Nina Simone was one of the most extraordinary artists of the twentieth century and an icon of American Music. She was a brilliant storyteller and used her talent to create a legacy of liberation, empowerment, passion, and love through her songs. Nina Simone earned the moniker ‘High Priestess of Soul’ due to the seductive and hypnotic effect she would have on the listener as she sang her music.

Born Eunice Kathleen Waymon in 1933, Nina had a natural talent for piano and could virtually play anything by ear. After graduating valedictorian of her high school class, Eunice’s community raised money for a scholarship to study at Julliard in New York City before applying to the prestigious Curtis Institute of Music in Philadelphia (at which she was rejected a place).

Due to low funds, Eunice auditioned to play piano at the Midtown Bar & Grill in New Jersey, with the result being that she would have to play and sing. Despite her dreams to become the first black female classical pianist, Eunice needed the income and accepted.

Word spread about Eunice’s style of transforming popular tunes from the likes of Gershwin, Cole Porter and Richard Rodgers, and synthesising them with jazz, blues and classical music. Her rich and unusually deeper voice, combined with her mastery at the piano, soon attracted club goers up and down the East Coast. Eunice took on the name, Nina Simone, “Nina” meaning “little one” in Spanish and “Simone” after the actress Simone Signoret.

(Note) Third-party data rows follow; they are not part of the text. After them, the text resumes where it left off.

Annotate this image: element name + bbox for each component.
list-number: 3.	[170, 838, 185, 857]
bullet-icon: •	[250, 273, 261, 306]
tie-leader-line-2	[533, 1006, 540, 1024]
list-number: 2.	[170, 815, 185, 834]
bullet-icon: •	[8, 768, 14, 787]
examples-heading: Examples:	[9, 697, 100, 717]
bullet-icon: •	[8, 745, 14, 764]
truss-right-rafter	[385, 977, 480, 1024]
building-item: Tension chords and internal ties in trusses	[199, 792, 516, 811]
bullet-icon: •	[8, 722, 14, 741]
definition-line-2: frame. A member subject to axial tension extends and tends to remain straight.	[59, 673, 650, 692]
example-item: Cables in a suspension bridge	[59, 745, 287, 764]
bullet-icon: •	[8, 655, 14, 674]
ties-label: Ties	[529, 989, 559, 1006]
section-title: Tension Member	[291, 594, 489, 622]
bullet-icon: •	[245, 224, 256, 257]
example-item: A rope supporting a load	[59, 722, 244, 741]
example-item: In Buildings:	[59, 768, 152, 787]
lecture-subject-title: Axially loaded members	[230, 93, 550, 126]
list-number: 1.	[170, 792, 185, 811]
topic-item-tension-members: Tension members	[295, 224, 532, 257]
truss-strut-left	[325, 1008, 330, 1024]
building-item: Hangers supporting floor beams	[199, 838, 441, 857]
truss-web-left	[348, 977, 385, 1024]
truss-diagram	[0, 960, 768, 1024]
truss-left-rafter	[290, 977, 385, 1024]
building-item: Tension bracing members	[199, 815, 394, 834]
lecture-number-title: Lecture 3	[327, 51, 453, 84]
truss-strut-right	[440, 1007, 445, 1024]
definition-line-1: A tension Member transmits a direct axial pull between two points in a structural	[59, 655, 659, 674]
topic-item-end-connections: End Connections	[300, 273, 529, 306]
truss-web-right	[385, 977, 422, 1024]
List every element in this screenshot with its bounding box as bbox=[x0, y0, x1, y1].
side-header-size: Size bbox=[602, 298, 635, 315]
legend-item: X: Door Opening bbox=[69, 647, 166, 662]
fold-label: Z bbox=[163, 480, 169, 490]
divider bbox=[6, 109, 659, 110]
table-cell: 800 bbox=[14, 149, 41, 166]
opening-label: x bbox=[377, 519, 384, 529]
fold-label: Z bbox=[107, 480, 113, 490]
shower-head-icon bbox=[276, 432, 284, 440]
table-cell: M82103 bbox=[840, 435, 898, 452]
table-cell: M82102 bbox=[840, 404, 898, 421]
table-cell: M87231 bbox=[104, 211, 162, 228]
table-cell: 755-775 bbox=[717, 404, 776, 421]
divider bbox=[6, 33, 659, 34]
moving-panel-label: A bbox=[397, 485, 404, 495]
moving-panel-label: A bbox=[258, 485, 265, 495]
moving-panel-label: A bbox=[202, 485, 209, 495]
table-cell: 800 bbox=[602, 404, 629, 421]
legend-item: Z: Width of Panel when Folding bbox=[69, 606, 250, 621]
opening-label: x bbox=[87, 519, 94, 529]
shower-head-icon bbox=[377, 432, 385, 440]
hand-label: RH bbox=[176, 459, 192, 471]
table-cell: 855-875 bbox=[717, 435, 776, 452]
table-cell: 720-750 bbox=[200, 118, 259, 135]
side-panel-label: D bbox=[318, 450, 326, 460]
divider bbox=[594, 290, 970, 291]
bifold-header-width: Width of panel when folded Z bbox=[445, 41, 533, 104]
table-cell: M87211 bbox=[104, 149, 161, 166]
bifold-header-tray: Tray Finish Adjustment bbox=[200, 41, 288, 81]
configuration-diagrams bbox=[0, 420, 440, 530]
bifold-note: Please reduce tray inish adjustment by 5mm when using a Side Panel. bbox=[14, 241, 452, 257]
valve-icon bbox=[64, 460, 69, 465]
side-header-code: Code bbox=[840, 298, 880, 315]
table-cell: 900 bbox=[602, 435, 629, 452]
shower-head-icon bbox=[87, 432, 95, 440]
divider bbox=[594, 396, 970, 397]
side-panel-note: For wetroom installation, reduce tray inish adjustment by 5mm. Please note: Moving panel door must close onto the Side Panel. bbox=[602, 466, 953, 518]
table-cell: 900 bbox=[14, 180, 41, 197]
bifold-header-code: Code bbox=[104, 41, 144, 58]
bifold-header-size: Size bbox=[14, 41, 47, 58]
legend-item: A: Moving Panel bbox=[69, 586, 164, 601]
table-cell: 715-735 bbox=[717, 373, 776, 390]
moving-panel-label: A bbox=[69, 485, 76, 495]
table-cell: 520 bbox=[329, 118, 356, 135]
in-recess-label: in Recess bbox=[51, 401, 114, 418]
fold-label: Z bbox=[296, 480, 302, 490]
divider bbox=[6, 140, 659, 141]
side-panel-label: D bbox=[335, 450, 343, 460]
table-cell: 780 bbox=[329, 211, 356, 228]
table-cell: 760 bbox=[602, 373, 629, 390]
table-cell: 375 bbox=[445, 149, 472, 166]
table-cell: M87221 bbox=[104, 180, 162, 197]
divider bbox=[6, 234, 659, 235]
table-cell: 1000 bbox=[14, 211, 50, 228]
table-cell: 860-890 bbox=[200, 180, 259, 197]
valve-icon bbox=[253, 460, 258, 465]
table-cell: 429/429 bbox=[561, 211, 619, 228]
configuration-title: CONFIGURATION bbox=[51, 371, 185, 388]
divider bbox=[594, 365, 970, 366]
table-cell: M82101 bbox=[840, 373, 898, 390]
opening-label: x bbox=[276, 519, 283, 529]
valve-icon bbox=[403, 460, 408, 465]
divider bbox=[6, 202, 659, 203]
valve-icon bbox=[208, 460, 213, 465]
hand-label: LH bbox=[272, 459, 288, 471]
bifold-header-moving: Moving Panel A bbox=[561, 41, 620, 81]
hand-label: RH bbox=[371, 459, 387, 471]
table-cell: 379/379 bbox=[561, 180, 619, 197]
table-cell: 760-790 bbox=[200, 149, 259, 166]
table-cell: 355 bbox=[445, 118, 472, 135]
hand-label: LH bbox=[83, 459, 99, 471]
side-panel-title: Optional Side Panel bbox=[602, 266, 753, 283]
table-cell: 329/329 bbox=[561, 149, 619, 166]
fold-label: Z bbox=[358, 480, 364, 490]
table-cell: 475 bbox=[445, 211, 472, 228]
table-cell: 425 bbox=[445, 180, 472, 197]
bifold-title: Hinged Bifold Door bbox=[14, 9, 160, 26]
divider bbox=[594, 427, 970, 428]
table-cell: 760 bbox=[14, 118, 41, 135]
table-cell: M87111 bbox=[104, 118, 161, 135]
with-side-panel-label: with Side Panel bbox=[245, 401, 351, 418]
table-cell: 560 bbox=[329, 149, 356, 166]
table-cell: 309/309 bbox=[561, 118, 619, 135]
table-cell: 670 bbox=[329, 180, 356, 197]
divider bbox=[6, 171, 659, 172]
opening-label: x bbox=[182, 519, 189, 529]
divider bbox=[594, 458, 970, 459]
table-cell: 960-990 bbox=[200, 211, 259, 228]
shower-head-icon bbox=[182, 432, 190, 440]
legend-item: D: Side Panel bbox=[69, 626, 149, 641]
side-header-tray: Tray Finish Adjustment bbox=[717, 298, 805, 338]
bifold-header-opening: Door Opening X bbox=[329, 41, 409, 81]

At 24, Nina was signed by Syd Nathan to his Jazz imprint, Bethlehem Records. One of Nina’s stated musical influences was Billie Holiday and her inspired reading of “Porgy” from “Porgy and Bess” heralded the arrival of a new talent on the national scene.

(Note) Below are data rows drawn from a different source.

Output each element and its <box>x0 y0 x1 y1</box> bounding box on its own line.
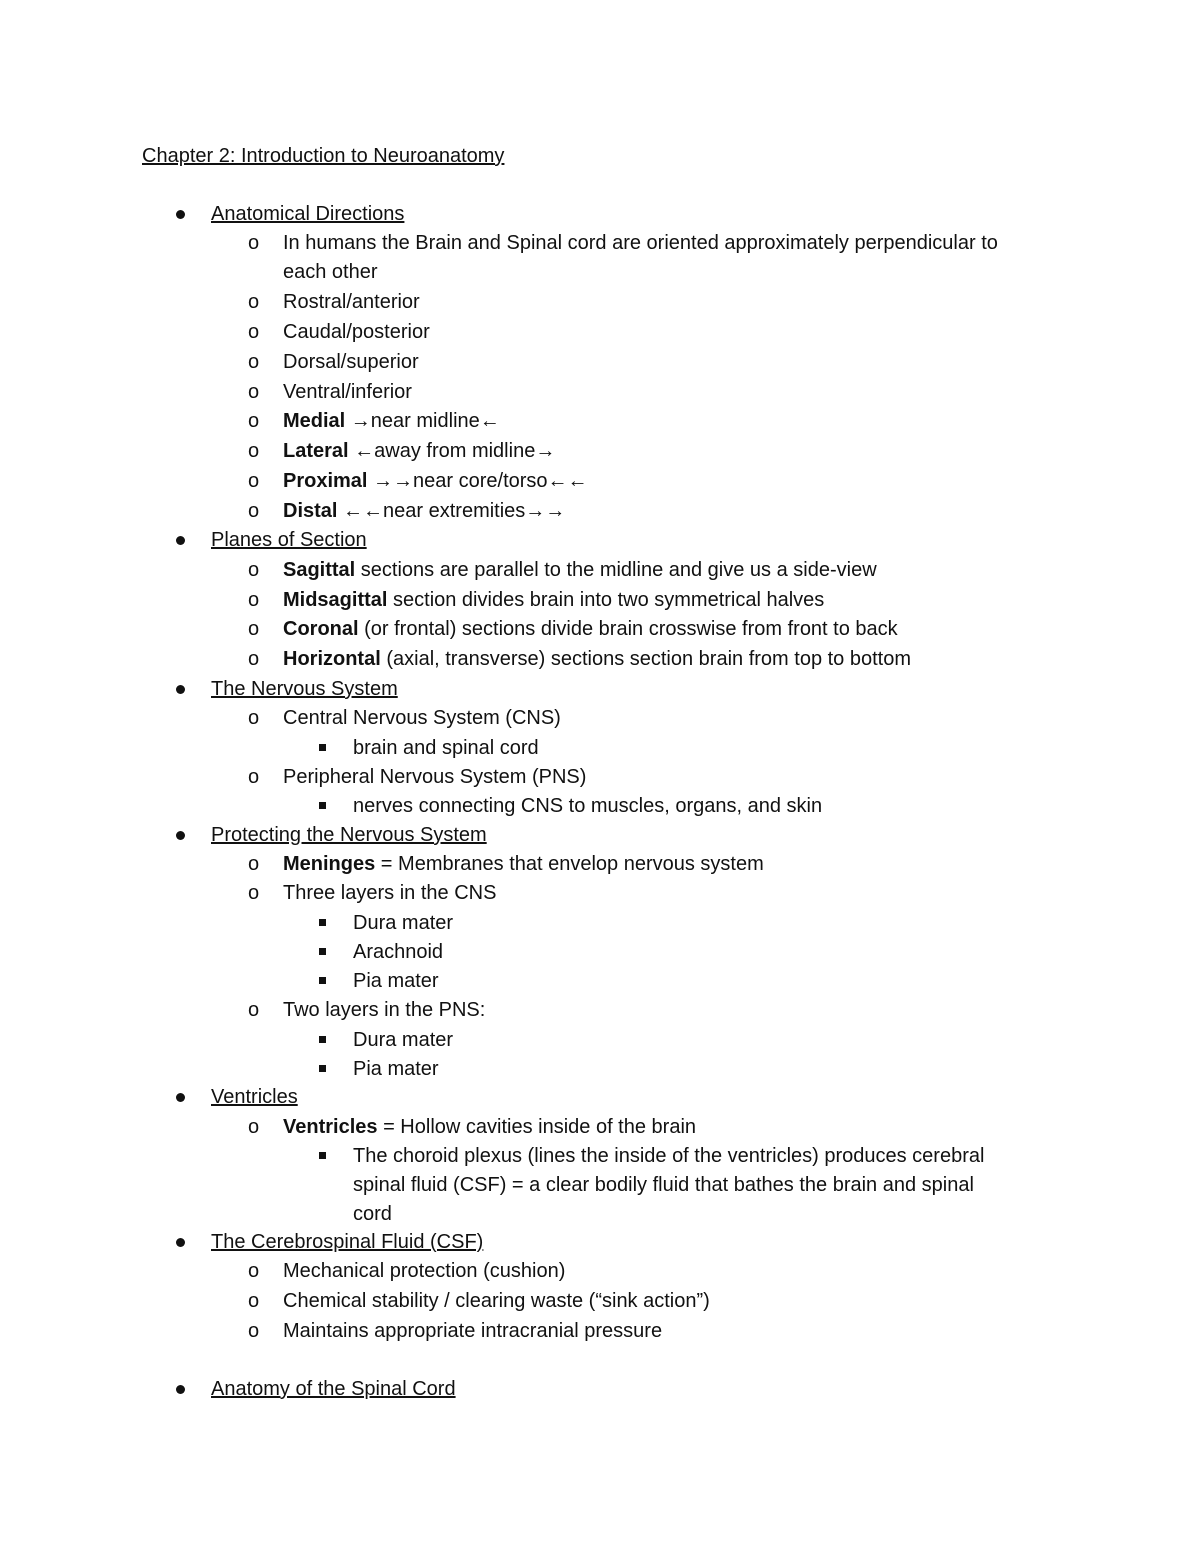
section-heading-anatomical-directions: Anatomical Directions <box>211 203 405 225</box>
bullet-dot <box>176 536 185 545</box>
list-item <box>283 645 911 673</box>
bullet-circle: o <box>248 853 260 875</box>
bullet-square <box>319 948 326 955</box>
list-item <box>283 1113 696 1141</box>
sub-list-item-continuation: cord <box>353 1203 392 1225</box>
definition: (or frontal) sections divide brain crosswise from front to back <box>358 618 898 640</box>
bullet-square <box>319 919 326 926</box>
bullet-circle: o <box>248 291 260 313</box>
term: Distal <box>283 500 338 522</box>
sub-list-item: brain and spinal cord <box>353 737 539 759</box>
definition: ←away from midline→ <box>348 440 556 462</box>
bullet-circle: o <box>248 882 260 904</box>
definition: section divides brain into two symmetrical halves <box>387 589 825 611</box>
bullet-circle: o <box>248 766 260 788</box>
list-item <box>283 497 565 525</box>
bullet-dot <box>176 831 185 840</box>
list-item <box>283 556 877 584</box>
bullet-circle: o <box>248 559 260 581</box>
list-item: Two layers in the PNS: <box>283 999 486 1021</box>
bullet-circle: o <box>248 410 260 432</box>
bullet-circle: o <box>248 1290 260 1312</box>
term: Meninges <box>283 853 376 875</box>
term: Medial <box>283 410 346 432</box>
bullet-square <box>319 1065 326 1072</box>
list-item: Central Nervous System (CNS) <box>283 707 561 729</box>
bullet-circle: o <box>248 999 260 1021</box>
list-item: Rostral/anterior <box>283 291 420 313</box>
list-item <box>283 850 764 878</box>
sub-list-item: Dura mater <box>353 912 454 934</box>
bullet-circle: o <box>248 1116 260 1138</box>
list-item: Mechanical protection (cushion) <box>283 1260 566 1282</box>
bullet-square <box>319 802 326 809</box>
definition: = Membranes that envelop nervous system <box>375 853 764 875</box>
definition: →→near core/torso←← <box>367 470 588 492</box>
definition: →near midline← <box>345 410 500 432</box>
bullet-square <box>319 1036 326 1043</box>
bullet-circle: o <box>248 500 260 522</box>
sub-list-item: The choroid plexus (lines the inside of the ventricles) produces cerebral <box>353 1145 985 1167</box>
term: Lateral <box>283 440 349 462</box>
term: Ventricles <box>283 1116 378 1138</box>
list-item: Maintains appropriate intracranial pressure <box>283 1320 663 1342</box>
list-item: Peripheral Nervous System (PNS) <box>283 766 587 788</box>
bullet-square <box>319 977 326 984</box>
sub-list-item: Dura mater <box>353 1029 454 1051</box>
term: Midsagittal <box>283 589 388 611</box>
sub-list-item: Arachnoid <box>353 941 444 963</box>
list-item: Ventral/inferior <box>283 381 412 403</box>
bullet-dot <box>176 1093 185 1102</box>
term: Coronal <box>283 618 359 640</box>
list-item <box>283 467 588 495</box>
sub-list-item: Pia mater <box>353 1058 439 1080</box>
bullet-circle: o <box>248 1320 260 1342</box>
bullet-circle: o <box>248 440 260 462</box>
section-heading-planes-of-section: Planes of Section <box>211 529 367 551</box>
bullet-dot <box>176 1385 185 1394</box>
definition: (axial, transverse) sections section brain from top to bottom <box>380 648 912 670</box>
list-item: Caudal/posterior <box>283 321 430 343</box>
term: Sagittal <box>283 559 356 581</box>
list-item <box>283 437 555 465</box>
term: Proximal <box>283 470 368 492</box>
bullet-circle: o <box>248 470 260 492</box>
list-item <box>283 586 824 614</box>
bullet-circle: o <box>248 707 260 729</box>
bullet-circle: o <box>248 589 260 611</box>
sub-list-item: Pia mater <box>353 970 439 992</box>
bullet-circle: o <box>248 381 260 403</box>
page-title: Chapter 2: Introduction to Neuroanatomy <box>142 145 505 167</box>
section-heading-protecting-nervous-system: Protecting the Nervous System <box>211 824 487 846</box>
definition: = Hollow cavities inside of the brain <box>377 1116 697 1138</box>
list-item <box>283 407 500 435</box>
list-item <box>283 615 898 643</box>
section-heading-ventricles: Ventricles <box>211 1086 298 1108</box>
list-item: In humans the Brain and Spinal cord are oriented approximately perpendicular to <box>283 232 998 254</box>
section-heading-nervous-system: The Nervous System <box>211 678 398 700</box>
term: Horizontal <box>283 648 381 670</box>
bullet-circle: o <box>248 648 260 670</box>
section-heading-spinal-cord: Anatomy of the Spinal Cord <box>211 1378 456 1400</box>
sub-list-item: nerves connecting CNS to muscles, organs, and skin <box>353 795 823 817</box>
definition: sections are parallel to the midline and give us a side-view <box>355 559 877 581</box>
list-item: Dorsal/superior <box>283 351 419 373</box>
bullet-dot <box>176 210 185 219</box>
bullet-square <box>319 1152 326 1159</box>
bullet-dot <box>176 1238 185 1247</box>
list-item: Chemical stability / clearing waste (“sink action”) <box>283 1290 710 1312</box>
bullet-square <box>319 744 326 751</box>
bullet-circle: o <box>248 351 260 373</box>
bullet-circle: o <box>248 618 260 640</box>
bullet-circle: o <box>248 1260 260 1282</box>
section-heading-csf: The Cerebrospinal Fluid (CSF) <box>211 1231 484 1253</box>
list-item: Three layers in the CNS <box>283 882 497 904</box>
bullet-circle: o <box>248 321 260 343</box>
sub-list-item-continuation: spinal fluid (CSF) = a clear bodily fluid that bathes the brain and spinal <box>353 1174 974 1196</box>
list-item-continuation: each other <box>283 261 378 283</box>
definition: ←←near extremities→→ <box>337 500 566 522</box>
bullet-circle: o <box>248 232 260 254</box>
bullet-dot <box>176 685 185 694</box>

“Critics started to talk about what sort of music I was playing,” writes Nina in her 1991 autobiography I Put A Spell On You, “and tried to find a neat slot to file it away in. It was difficult for them because I was playing popular songs in a classical style with a classical piano technique influenced by cocktail jazz. On top of that I included spirituals and children’s song in my performances, and those sorts of songs were automatically identified with the folk movement. So, saying what sort of music I played gave the critics problems because there was something from everything in there, but it also meant I was appreciated across the board – by jazz, folk, pop and blues fans as well as admirers of classical music.” Clearly Nina Simone was not an artist who could be easily classified.

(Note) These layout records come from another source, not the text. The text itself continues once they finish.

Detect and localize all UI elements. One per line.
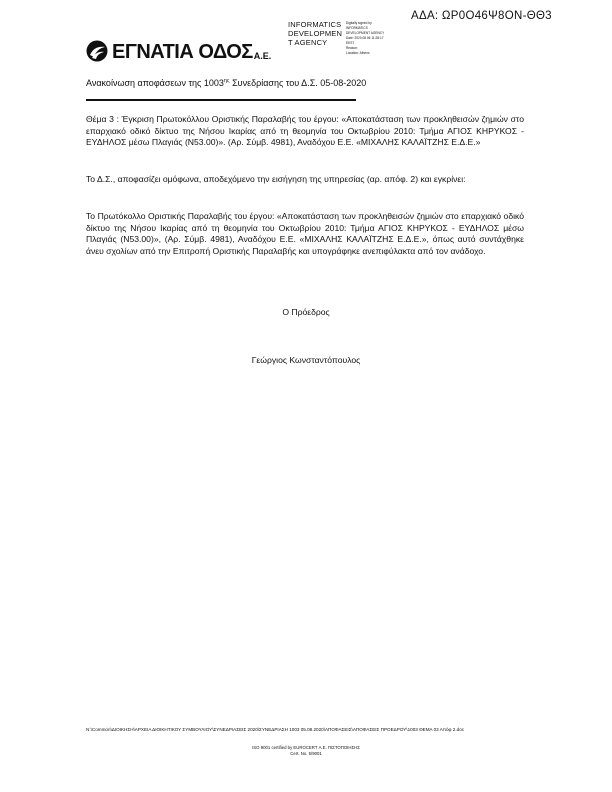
signer-agency-name: [288, 20, 342, 47]
signature-detail-line: Location: Athens: [346, 51, 370, 55]
signer-agency-line: DEVELOPMEN: [288, 29, 343, 38]
signatory-name: Γεώργιος Κωνσταντόπουλος: [251, 355, 361, 365]
heading-underline: [86, 99, 356, 101]
ada-number: ΑΔΑ: ΩΡ0Ο46Ψ8ΟΝ-ΘΘ3: [411, 10, 552, 22]
title-suffix: Συνεδρίασης του Δ.Σ. 05-08-2020: [229, 78, 367, 88]
title-prefix: Ανακοίνωση αποφάσεων της 1003: [86, 78, 224, 88]
signature-detail-line: INFORMATICS: [346, 26, 368, 30]
logo-wordmark: ΕΓΝΑΤΙΑ ΟΔΟΣ: [112, 41, 253, 63]
logo-suffix: Α.Ε.: [253, 51, 272, 61]
logo-swirl-icon: [86, 40, 108, 62]
signature-detail-line: Reason:: [346, 46, 358, 50]
signer-agency-line: INFORMATICS: [288, 20, 342, 29]
page-title: [86, 78, 366, 88]
egnatia-odos-logo: [86, 36, 271, 62]
signature-detail-line: DEVELOPMENT AGENCY: [346, 31, 385, 35]
signer-agency-line: T AGENCY: [288, 38, 328, 47]
file-path-footer: N:\Common\ΔΙΟΙΚΗΣΗ\ΑΡΧΕΙΑ ΔΙΟΙΚΗΤΙΚΟΥ ΣΥΜΒΟΥΛΙΟΥ\ΣΥΝΕΔΡΙΑΣΕΙΣ 2020\ΣΥΝΕΔΡΙΑΣΗ 1003 05.08.2020\ΑΠΟΦΑΣΕΙΣ\ΑΠΟΦΑΣΕΙΣ ΠΡΟΕΔΡΟΥ\1003 ΘΕΜΑ 03 Απόφ 2.doc: [86, 727, 465, 732]
certificate-number-line: Cert. No. 5/9001: [290, 751, 322, 756]
signature-detail-line: EEST: [346, 41, 355, 45]
signatory-title: Ο Πρόεδρος: [282, 307, 330, 317]
approval-paragraph: Το Πρωτόκολλο Οριστικής Παραλαβής του έργου: «Αποκατάσταση των προκληθεισών ζημιών στο επαρχιακό οδικό δίκτυο της Νήσου Ικαρίας από τη θεομηνία του Οκτωβρίου 2010: Τμήμα ΑΓΙΟΣ ΚΗΡΥΚΟΣ - ΕΥΔΗΛΟΣ μέσω Πλαγιάς (Ν53.00)», (Αρ. Σύμβ. 4981), Αναδόχου Ε.Ε. «ΜΙΧΑΛΗΣ ΚΑΛΑΪΤΖΗΣ Ε.Δ.Ε.», όπως αυτό συντάχθηκε άνευ σχολίων από την Επιτροπή Οριστικής Παραλαβής και υπογράφηκε ανεπιφύλακτα από τον ανάδοχο.: [86, 211, 524, 256]
title-superscript: ης: [223, 78, 230, 84]
iso-certification-line: ISO 9001 certified by EUROCERT Α.Ε. ΠΙΣΤΟΠΟΙΗΣΗΣ: [252, 745, 360, 750]
decision-paragraph: Το Δ.Σ., αποφασίζει ομόφωνα, αποδεχόμενο την εισήγηση της υπηρεσίας (αρ. απόφ. 2) και εγκρίνει:: [86, 174, 466, 184]
signature-detail-line: Digitally signed by: [346, 21, 372, 25]
subject-paragraph: Θέμα 3 : Έγκριση Πρωτοκόλλου Οριστικής Παραλαβής του έργου: «Αποκατάσταση των προκληθεισών ζημιών στο επαρχιακό οδικό δίκτυο της Νήσου Ικαρίας από τη θεομηνία του Οκτωβρίου 2010: Τμήμα ΑΓΙΟΣ ΚΗΡΥΚΟΣ - ΕΥΔΗΛΟΣ μέσω Πλαγιάς (Ν53.00)». (Αρ. Σύμβ. 4981), Αναδόχου Ε.Ε. «ΜΙΧΑΛΗΣ ΚΑΛΑΪΤΖΗΣ Ε.Δ.Ε.»: [86, 114, 524, 148]
signature-detail-line: Date: 2020.08.06 11:28:17: [346, 36, 384, 40]
digital-signature-details: [346, 21, 384, 56]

For years, Nina felt there was much about the way that she made her living that was less than appealing. One gets a sense of that in the following passage from I Put A Spell on You where she explains her initial reluctance to perform material that was tied to the Civil Rights Movement.

“Nightclubs were dirty, making records was dirty, popular music was dirty and to mix all that with politics seemed senseless and demeaning. And until songs like ‘Mississippi Goddam’ just burst out of me, I had musical problems as well. How can you take the memory of a man like (Civil Rights activist) Medgar Evers and reduce all that he was to three and a half minutes and a simple tune? That was the musical side of it I shied away from; I didn’t like ‘protest music’ because a lot of it was so simple and unimaginative it stripped the dignity away from the people it was trying to celebrate. But the Alabama church bombing and the murder of Medgar Evers stopped that argument and with ‘Mississippi Goddam,’ I realized there was no turning back.”

Nina was deeply affected by these two events. In 1962, she had befriended noted playwright Lorraine Hansberry and spoke often with her about the Civil Rights Movement. While she was moved by her conversations with Hansberry, it took the killing of Medgar Evers and the four girls in Birmingham to act as catalysts for a transformation of Nina’s career.

Nina’s music is incredibly iconic and recognisable even today. Her voice, though not classically trained and rough round the edges, fits the tone of much of her music about oppression and racism. Nina Simone is considered by far to be one of the most influential jazz singers of her time and listening to these brief music clips, one can see why she is still remembered to this day.